As câmeras monitoram os passos de todos que passam pelo quarteirão. Qualquer carro suspeito começa a ter seus movimentos acompanhados. Se um novo vendedor ambulante chega às redondezas, é obrigado a se identificar. Com rádios nas mãos, os seguranças ficam atentos a tudo e, se necessário, disparam o alarme que aciona a polícia. Só entra quem estiver de uniforme ou crachá. Todo cuidado é pouco. Ninguém está guardando criminosos procurados nem bancos poderosos. O esquema de vigilância é montado para tentar proteger a vida de centenas de crianças e jovens que estudam em colégios particulares das principais capitais do país.



Preocupação cada vez mais freqüente dos pais, que ficaram ainda mais assustados ao verem, apenas em São Paulo (SP), cinco estudantes seqüestrados a caminho das aulas no mês de agosto, a segurança nas escolas passou a ser uma obrigação. E os colégios já sabem que, se não quiserem perder alunos, não basta oferecer os melhores professores nem os laboratórios mais modernos. Também não adianta ter uma biblioteca repleta de bons livros nem quadras para todo tipo de esporte. É preciso investir – e muito – em câmeras, vigilantes treinados e alarmes.
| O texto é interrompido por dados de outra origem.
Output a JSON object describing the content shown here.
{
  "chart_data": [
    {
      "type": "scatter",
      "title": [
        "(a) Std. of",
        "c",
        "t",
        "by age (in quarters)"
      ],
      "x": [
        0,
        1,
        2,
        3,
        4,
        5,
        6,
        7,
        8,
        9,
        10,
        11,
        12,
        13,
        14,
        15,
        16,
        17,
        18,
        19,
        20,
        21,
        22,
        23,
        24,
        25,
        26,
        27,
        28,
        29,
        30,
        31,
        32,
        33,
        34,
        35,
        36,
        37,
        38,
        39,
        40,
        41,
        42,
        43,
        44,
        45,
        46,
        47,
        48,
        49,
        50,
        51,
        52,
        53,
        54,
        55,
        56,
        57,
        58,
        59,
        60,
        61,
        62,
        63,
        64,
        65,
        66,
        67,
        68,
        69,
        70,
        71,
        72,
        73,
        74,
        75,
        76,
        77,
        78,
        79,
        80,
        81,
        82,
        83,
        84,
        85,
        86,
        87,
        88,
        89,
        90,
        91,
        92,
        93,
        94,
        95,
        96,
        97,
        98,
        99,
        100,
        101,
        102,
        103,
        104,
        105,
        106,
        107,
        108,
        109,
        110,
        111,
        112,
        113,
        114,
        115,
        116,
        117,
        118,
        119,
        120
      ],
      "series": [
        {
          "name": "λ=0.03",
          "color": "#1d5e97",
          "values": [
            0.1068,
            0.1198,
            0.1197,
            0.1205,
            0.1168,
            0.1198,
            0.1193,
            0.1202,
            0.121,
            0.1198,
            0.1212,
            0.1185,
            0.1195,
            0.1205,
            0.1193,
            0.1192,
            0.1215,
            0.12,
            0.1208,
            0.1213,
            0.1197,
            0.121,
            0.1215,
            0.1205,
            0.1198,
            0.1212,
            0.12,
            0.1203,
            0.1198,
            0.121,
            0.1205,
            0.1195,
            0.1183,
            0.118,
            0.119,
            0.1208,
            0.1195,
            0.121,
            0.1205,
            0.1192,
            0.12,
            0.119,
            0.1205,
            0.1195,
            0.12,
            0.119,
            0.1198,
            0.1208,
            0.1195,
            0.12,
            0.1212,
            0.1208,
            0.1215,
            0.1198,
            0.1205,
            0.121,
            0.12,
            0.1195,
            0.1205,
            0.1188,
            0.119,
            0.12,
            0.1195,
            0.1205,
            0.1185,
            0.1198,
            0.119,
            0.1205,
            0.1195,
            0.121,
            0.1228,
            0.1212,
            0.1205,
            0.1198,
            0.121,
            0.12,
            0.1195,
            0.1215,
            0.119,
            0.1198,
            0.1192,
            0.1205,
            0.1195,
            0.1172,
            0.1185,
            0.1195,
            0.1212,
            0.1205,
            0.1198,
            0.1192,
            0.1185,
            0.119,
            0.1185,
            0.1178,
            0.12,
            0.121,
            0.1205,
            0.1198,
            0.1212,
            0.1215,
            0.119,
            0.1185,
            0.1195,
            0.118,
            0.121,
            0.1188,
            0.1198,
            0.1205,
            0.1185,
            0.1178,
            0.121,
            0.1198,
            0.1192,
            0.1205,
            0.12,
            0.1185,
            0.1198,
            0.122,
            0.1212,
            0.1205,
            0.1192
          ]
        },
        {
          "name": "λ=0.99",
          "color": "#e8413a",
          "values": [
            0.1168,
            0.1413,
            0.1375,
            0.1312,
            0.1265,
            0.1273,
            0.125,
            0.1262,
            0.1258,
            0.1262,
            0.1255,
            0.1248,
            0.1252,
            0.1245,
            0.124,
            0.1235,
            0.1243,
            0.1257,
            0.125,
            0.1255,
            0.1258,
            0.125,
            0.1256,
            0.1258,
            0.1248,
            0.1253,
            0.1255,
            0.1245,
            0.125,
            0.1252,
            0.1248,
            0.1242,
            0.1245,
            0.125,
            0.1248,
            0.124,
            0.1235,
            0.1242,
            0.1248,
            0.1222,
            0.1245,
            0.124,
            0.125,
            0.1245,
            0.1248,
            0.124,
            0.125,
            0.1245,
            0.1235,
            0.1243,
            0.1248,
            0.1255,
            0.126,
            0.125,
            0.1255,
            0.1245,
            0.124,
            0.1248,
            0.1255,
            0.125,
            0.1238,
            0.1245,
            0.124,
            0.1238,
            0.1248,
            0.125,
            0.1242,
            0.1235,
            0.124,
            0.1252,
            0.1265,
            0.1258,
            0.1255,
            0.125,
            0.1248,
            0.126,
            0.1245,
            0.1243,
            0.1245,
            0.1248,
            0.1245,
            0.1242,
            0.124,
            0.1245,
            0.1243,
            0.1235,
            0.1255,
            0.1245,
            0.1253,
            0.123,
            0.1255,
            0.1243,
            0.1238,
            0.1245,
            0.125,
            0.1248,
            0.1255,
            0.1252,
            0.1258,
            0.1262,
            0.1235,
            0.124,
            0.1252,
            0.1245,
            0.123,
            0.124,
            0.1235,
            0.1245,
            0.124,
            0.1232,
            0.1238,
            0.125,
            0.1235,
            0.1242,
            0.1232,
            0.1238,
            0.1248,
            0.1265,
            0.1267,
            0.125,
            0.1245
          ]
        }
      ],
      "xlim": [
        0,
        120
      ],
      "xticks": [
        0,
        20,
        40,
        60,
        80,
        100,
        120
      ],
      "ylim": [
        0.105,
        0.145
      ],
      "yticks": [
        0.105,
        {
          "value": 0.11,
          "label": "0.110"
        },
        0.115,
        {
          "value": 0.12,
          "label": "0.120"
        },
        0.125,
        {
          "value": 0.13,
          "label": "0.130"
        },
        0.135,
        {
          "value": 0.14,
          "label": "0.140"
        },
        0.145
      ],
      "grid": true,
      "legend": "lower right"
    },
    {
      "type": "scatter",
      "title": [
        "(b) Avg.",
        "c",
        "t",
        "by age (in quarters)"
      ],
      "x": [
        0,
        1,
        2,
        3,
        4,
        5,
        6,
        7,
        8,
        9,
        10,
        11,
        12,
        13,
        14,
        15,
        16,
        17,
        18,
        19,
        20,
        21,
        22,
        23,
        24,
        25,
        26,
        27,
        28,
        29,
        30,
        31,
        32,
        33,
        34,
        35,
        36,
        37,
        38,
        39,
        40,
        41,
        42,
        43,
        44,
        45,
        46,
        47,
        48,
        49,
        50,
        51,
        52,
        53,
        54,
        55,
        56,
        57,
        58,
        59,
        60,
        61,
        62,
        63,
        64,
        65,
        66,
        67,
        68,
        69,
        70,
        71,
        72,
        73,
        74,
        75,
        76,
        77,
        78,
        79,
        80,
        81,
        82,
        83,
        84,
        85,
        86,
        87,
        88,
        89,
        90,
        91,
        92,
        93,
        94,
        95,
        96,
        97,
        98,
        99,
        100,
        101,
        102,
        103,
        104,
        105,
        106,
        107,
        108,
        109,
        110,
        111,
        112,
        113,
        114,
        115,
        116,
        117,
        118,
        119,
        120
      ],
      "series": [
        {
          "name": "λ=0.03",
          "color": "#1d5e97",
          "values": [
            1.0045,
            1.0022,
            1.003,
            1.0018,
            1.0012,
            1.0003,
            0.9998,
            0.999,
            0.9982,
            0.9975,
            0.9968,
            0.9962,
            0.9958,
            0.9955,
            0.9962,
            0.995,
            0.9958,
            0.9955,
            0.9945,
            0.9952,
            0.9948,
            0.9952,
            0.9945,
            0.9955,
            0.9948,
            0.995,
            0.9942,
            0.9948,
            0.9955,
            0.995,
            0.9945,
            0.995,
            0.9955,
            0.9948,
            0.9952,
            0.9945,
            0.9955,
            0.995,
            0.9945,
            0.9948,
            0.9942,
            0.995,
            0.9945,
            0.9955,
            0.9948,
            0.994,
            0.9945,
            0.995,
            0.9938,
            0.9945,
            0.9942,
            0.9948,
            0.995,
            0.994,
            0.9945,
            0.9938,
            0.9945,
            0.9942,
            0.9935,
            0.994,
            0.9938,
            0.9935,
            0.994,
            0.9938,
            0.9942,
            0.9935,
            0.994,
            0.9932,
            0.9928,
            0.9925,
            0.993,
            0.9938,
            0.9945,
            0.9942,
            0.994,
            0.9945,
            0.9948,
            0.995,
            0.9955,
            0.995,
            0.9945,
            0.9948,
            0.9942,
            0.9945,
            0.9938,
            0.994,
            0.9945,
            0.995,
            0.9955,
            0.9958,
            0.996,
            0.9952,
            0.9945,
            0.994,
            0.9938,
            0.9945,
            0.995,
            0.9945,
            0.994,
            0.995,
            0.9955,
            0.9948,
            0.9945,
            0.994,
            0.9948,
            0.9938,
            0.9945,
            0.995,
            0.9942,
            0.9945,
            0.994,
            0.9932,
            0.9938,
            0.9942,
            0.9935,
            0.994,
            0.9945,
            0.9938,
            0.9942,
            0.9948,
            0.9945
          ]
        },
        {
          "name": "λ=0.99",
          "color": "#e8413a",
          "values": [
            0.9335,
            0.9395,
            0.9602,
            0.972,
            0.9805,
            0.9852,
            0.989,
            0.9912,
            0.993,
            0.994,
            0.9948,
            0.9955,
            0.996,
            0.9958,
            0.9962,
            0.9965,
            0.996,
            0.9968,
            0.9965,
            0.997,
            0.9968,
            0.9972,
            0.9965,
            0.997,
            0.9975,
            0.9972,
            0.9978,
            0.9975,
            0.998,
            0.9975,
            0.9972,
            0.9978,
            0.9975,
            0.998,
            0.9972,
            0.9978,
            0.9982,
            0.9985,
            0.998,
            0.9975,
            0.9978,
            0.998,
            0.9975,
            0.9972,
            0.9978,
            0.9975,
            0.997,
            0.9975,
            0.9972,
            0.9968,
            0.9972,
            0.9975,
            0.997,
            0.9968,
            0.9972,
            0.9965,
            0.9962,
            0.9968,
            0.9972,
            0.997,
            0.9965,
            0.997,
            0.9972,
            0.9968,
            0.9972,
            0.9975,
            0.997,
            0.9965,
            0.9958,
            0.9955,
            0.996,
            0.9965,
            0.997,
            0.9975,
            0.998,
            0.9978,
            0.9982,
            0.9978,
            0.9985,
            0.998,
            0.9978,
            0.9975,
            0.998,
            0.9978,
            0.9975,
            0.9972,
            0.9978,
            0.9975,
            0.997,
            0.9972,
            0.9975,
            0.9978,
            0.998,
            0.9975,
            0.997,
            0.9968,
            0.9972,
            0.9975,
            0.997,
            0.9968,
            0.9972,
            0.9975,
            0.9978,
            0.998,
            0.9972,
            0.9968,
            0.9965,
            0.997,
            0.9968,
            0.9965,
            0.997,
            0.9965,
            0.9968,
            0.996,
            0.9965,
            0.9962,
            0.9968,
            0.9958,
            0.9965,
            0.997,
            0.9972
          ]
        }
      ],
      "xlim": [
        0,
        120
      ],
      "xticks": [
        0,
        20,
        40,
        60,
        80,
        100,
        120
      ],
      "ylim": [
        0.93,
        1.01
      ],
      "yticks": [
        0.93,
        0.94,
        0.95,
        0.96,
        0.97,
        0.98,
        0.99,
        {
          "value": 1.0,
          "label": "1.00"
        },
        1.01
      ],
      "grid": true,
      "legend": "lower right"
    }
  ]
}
É isso o que está fazendo o Colégio São Luís, de São Paulo, que conta com 2 mil estudantes. Neste ano, o colégio investiu 42% a mais em segurança do que no ano passado. Os valores brutos não podem ser divulgados justamente para não colocar todo o esquema a perder, mas, segundo Jairo Cardoso, diretor administrativo da escola, os gastos para tentar coibir a violência são inevitáveis. “Esse é um problema que atinge toda a sociedade e a escola não pode ficar de fora”, coloca. “Mas temos de tomar cuidado para que o colégio não se torne uma redoma e, por isso, temos de ensinar os alunos a ter cuidado.”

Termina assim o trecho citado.